Seorang sarjana antropologi dapat meneliti hanya sistem budaya, atau adat dari suatu kebudayaan tertentu. Dalam pekerjaan itu ia akan
mengkhususkan perhatiannya terutama pada cita-cita, nilai-nilai budaya, dan pandangan hidup, norma-norma dan hukum, pengetahuan dan
keyakinan dari manusia yang menjadi warga masyarakat yang bersangkutan. Ia dapat juga meneliti tindakan, aktivitas-aktivitas dan
karya manusia itu sendiri, tetapi dapat juga mengkhususkan perhatiannya pada hasil dari karya manusia yang bisa berupa benda peralatan, benda
kesenian, atau bangunan-bangunan. Semua unsur kebudayaan dapat dipandang dari sudut ketika wujud
masing-masing tadi. Sebagai contoh dapat kita ambil misalnya Universitas A. sebagai sualu lembaga pendidikan tinggi, universitas
tersebut merupakan suatu unsur dalam rangka kebudayaan Indonesia sebagai keseluruhan. Maka oleh karena itu universitas dapat merupakan
suatu unsur kebudayaan yang ideal, yang pada khususnya terdiri dari cita-cita universitas, norma-norma untuk para karyawan, dosen atau
mahasiswanya, aturan ujian, pandangan-pandangan, baik yang bersifat ilmiah maupun yang populer, dan sebainya.
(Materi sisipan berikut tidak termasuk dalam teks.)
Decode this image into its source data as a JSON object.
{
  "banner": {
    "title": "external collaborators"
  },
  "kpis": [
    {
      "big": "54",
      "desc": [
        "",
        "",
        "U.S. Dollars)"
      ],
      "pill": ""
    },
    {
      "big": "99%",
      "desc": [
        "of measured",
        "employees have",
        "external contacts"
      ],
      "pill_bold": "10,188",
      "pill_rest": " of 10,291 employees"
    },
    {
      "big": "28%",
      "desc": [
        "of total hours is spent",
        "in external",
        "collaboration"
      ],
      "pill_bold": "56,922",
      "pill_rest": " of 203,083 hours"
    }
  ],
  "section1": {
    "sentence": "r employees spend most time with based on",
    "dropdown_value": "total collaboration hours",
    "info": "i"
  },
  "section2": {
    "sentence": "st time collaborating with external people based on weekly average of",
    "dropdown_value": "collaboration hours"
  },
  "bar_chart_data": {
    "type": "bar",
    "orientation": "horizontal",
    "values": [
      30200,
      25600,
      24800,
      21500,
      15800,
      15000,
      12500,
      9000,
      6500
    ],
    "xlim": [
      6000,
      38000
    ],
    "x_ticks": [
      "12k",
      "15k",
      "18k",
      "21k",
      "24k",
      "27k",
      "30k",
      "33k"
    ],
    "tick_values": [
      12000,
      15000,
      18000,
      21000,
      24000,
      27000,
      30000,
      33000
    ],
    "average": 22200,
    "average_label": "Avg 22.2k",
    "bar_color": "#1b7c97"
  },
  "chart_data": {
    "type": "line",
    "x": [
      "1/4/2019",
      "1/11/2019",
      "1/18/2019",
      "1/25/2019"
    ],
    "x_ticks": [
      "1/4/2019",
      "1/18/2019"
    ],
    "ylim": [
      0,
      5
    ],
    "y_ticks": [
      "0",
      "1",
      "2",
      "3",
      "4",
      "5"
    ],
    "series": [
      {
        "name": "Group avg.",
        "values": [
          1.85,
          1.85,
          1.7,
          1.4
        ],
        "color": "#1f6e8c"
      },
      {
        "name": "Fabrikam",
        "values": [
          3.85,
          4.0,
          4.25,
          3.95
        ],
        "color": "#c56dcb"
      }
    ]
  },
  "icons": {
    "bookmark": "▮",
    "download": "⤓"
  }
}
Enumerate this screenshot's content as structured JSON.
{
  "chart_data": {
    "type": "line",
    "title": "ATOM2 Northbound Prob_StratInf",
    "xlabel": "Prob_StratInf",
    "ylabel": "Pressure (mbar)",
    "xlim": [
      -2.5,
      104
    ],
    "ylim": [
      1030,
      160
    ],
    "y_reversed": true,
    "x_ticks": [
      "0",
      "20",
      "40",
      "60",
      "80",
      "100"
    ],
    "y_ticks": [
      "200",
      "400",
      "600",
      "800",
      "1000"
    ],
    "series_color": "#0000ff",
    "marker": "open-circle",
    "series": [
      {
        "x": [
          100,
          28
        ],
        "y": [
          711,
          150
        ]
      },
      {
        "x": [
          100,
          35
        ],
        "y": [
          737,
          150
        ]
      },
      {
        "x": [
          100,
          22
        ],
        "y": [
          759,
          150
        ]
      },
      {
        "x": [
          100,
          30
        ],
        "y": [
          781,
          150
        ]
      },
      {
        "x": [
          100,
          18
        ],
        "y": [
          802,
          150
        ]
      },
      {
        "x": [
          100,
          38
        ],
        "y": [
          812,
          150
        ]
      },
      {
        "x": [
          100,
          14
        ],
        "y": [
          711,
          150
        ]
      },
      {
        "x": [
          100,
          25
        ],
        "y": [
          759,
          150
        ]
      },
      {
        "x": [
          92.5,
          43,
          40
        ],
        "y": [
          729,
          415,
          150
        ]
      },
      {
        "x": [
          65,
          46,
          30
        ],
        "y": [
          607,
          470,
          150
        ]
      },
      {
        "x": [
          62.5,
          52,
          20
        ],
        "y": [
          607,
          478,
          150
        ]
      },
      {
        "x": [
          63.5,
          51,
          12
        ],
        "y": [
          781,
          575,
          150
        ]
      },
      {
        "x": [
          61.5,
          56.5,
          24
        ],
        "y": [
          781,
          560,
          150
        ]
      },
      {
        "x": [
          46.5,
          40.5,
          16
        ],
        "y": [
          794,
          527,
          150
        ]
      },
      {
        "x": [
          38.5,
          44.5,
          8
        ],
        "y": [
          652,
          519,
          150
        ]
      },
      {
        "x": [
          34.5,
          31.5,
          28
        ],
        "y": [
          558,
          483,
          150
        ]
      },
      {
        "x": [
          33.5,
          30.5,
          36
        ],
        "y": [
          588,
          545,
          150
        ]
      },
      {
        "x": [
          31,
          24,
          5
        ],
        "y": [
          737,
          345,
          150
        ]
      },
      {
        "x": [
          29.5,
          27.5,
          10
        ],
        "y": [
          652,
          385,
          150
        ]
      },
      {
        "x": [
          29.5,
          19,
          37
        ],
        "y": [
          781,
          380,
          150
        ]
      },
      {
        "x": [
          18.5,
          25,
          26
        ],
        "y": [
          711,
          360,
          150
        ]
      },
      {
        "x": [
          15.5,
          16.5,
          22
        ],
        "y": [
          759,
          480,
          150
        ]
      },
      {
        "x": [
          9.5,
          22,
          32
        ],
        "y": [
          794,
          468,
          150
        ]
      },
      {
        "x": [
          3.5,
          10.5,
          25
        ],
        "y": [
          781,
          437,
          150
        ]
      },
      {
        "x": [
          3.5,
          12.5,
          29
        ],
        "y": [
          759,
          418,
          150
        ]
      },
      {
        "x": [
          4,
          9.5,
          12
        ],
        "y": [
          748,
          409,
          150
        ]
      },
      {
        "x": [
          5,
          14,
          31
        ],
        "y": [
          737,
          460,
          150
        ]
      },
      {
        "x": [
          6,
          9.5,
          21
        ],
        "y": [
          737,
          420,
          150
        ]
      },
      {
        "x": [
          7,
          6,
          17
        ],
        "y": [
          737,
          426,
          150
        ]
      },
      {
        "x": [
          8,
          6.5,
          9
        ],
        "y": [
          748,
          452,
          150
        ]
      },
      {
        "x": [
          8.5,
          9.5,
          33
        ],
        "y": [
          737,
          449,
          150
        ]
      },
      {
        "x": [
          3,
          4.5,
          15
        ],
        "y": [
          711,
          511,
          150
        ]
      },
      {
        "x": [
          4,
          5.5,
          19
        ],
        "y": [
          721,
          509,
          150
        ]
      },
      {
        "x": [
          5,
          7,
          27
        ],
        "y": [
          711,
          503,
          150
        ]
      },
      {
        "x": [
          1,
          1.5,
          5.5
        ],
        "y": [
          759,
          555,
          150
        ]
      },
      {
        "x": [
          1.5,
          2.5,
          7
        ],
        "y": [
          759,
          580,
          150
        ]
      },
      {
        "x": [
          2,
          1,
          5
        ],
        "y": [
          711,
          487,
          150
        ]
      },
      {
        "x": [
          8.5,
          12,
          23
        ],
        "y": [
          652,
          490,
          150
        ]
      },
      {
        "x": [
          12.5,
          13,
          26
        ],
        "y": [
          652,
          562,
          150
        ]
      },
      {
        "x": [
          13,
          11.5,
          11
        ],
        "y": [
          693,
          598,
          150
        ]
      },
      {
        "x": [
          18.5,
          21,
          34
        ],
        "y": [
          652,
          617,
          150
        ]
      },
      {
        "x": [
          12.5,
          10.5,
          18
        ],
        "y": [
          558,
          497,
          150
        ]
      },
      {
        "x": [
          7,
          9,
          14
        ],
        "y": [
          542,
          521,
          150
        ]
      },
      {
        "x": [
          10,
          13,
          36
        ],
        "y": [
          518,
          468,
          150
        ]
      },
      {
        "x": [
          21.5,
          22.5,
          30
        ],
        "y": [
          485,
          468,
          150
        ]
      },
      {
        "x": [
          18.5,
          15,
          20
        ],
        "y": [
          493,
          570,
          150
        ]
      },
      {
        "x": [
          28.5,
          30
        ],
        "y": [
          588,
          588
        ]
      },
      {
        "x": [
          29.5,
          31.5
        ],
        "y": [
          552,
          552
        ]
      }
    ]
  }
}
Sebaliknya, Iniversitas
Ajuga terdiri dari suatu rangkaian aktivitas dan tindakan dimana manusia saling berhubungan atau berinteraksi dalam hal melaksanakan berbagai
macam hal. Ada orang yang memberi kuliah, ada lainnya yang mendengarkan dan mencatat kuliah-kuliah tadi, ada orang yang menguji,
ada lainnya yang mencoba menjawab pertanyaan-pertanyaan ujian tadi, ada orang yang mengetik surat-surat, lainnya lagi mengatur buku, dan
sebagainya. Namun, lepas dari itu semua, orang dapat juga mengadakan penelitian tentang Universitas A tanpa memperhatikan hal-hal tersebut di
atas. Ia hanya memperhatikan universitas sebagai himpunan benda fisik yang harus diinventarisasi. Itulah sebabnya ia
hanya melihat Universitas A sebagai suatu suatu kompleks gedung- gedung, ruang-ruang, sekumpulan meja tulis, komputer, timbunan-
timbunan dan alat-alat lainnya saja.